« Dans les ténèbres, la porte de fer du cachot s’ouvre soudain et le grand inquisiteur paraît, un flambeau à la main. Il est seul, la porte se referme derrière lui. Il s’arrête sur le seuil, considère longuement la Sainte Face : « C’est Toi, Toi ? » Ne recevant pas de réponse, il ajoute rapidement : « Ne dis rien, tais-toi. D’ailleurs, que pourrais-tu dire ? Je ne le sais que trop. Tu n’as pas le droit d’ajouter un mot à ce que tu as dit jadis. Pourquoi es-tu venu nous déranger ? Car tu nous déranges, tu le sais bien (…) As-tu donc oublié que l’homme préfère la paix et même la mort à la liberté de discerner le bien et le mal ? (…) Nous les persuaderons qu’ils ne seront vraiment libres qu’en abdiquant leur liberté en notre faveur. »
C’est par ces mots, magnifiques et de tous les temps, de Dostoïevski dans la légende du grand inquisiteur des Frères Karamazov, que nous avons ouvert notre journée hier à la CORREF pour les responsables d’instituts religieux, sur l’abus de pouvoir, l’abus spirituel et l’emprise, avec des personnes qui ont été victimes de ces abus dans des communautés.

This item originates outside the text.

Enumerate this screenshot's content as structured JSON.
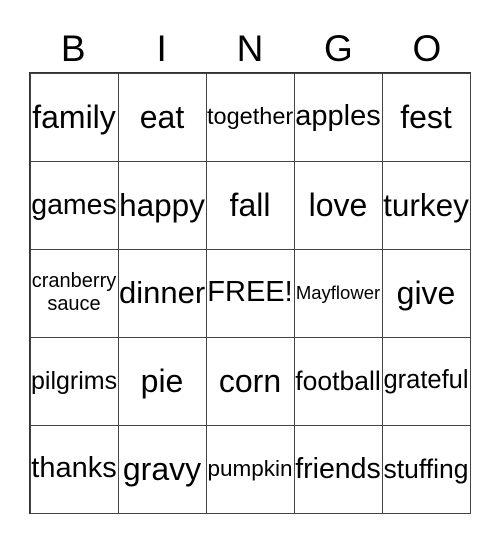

Deux personnes victimes d’abus spirituels et d’emprise ont su raconter combien alors qu’elles étaient venues suivre le Christ, aimer davantage, elles se sont retrouvées dans un piège mortifère. « Quelque chose de l’ordre de la mort avait été semé dans mon âme et de ma personne tout entière.”
Combien c’est d’une tromperie, d’une imposture dont il s’agit. Un abus qui fait croire que l’on est là pour sauver l’Église et le monde, nouvelle armée d’élites. Avec cette alternance entre humiliations et gratifications, être considérés comme nuls et faire partie du peuple des élus.
La vie évangélique peut toujours être falsifiée ; au lieu de dilater la vie, les abus de pouvoir et spirituel chosifient Dieu et transforment en soumission servile et silencieuse la puissance du mouvement de la vie en Dieu.
En tout cela, nous sommes tous embarqués. Grandir en liberté, en responsabilité, se former, débattre sont pour toutes nos communautés chrétiennes si nous voulons que ce soit bien de l’Évangile dont elles sont le signe, celui d’un Dieu qui rend chacun auteur de sa vie, vivant pour et en faveur de tous.